An increasing body of research into sustainable transition indicates that this type of exploratory practice requires a multidisciplinary approach, that is, a context in which research and practice interact and drive knowledge and solution development together. Knowledge is thus not applied to an existing practice, but is generated together on the basis of the problem as it has arisen in practice, and can then be used in the relevant situation. This enables all involved to better implement and utilise the results generated from such a process.

Just Transitions graduate school takes the intersection that arises between climate adaptation and inclusive community building as its starting point, and builds on the methods, knowledge and skills needed to lead a transition towards a climate-just society.

Themes

1. Conflicts and dilemmas in urban planning and decision-making for just climate transitions

Plans and strategies to mitigate climate change and attend to urban justice (e.g., seeing to equal living conditions, resolving social unrest) tend to be incorporated parallel to many other running and strategic and plans, tasks, and goals of the public organisations. More or less visibly, and on different levels, these ambitions can be conflictual and thereby stall much needed actions. Conflicts can cause friction but are also a central element of transition governance, in which the dynamics of and relationship between conflictual issues and problems need to be embraced rather than stifled.

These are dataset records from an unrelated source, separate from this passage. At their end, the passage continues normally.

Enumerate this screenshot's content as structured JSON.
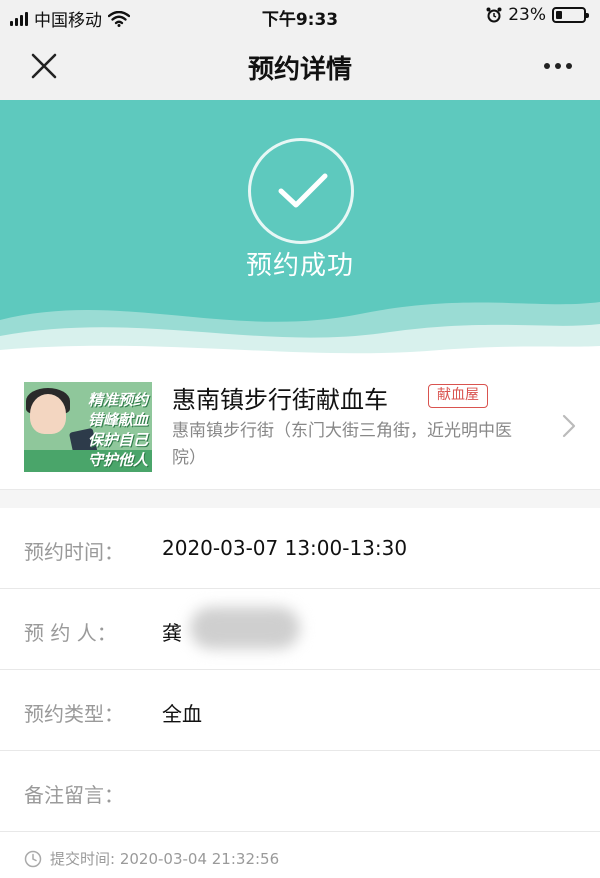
{
  "status_bar": {
    "carrier": "中国移动",
    "time": "下午9:33",
    "battery_percent": "23%",
    "battery_level": 0.23,
    "icons": [
      "signal-icon",
      "wifi-icon",
      "alarm-icon",
      "battery-icon"
    ]
  },
  "nav": {
    "title": "预约详情",
    "left_icon": "close-icon",
    "right_icon": "more-icon"
  },
  "hero": {
    "status_text": "预约成功",
    "icon": "check-icon",
    "color": "#5ec9be"
  },
  "venue": {
    "name": "惠南镇步行街献血车",
    "tag": "献血屋",
    "address": "惠南镇步行街（东门大街三角街，近光明中医院）",
    "thumbnail_text": [
      "精准预约",
      "错峰献血",
      "保护自己",
      "守护他人"
    ],
    "tag_color": "#d9534f"
  },
  "details": [
    {
      "label": "预约时间：",
      "value": "2020-03-07 13:00-13:30"
    },
    {
      "label": "预 约 人：",
      "value": "龚"
    },
    {
      "label": "预约类型：",
      "value": "全血"
    },
    {
      "label": "备注留言：",
      "value": ""
    }
  ],
  "submit": {
    "text": "提交时间: 2020-03-04 21:32:56",
    "icon": "clock-icon"
  }
}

A leading question in this theme is: What dilemmas, conflicts and zones of friction emerge in the pursue of ‘just climate transitions’ at the urban level, and how can they be identified and dealt with at different planning and governance levels in the urban arena?

3. Boundary-spanning methods for research and transformations

Transdisciplinary, transition, design, urban planning, and organizational studies, all recognize boundary organizations, boundary work and boundary spanning practices and individuals, as crucial elements of transformative change. Each however also picture how knowledge and competences generated outside the scope of permanent praxis, residing within a boundary crossing organization, project or individual, does not necessarily induce transformative change.

A leading question in this theme is: What boundary-spanning methods and practices are needed to pursue just climate transitions, and how can they be integrated or be made relevant to established practice?

2. Justice as a tenet for urban climate transitions 

Several different research fields explore ‘justice’ as a situated, relational and spatial practice, and/or as distributive, procedural and recognitional. The political scientist Nancy Fraser (2008) conceptualizes the economic dimension of redistribution, the cultural dimension of recognition, and the political dimension of representation, as interrelated and interdependent dimensions that cannot be separated from each other in practice. Any transformation towards a ‘just’ society needs to take all of them into account.

A leading question in this theme is: What are the implications of these perspectives in the much urgent climate transition, and how can such perspectives be incorporated in the municipal and regional planning and governance of ‘just’ climate transitions?

 

 

4. Capacities and competences for just climate transitions

The governance of just climate transitions likely requires a whole new set of capacities and capabilities within the public organizations, to handle emergent and cross-cutting challenges and the new perspectives and relations involved with seeing to the implementation of climate mitigation options while attending to matters of justice.

A leading question in this theme is: What specific and concrete transformative capacities, capabilities and competencies are needed and can be built into public organizations, within and across different urban and regional planning and governance levels?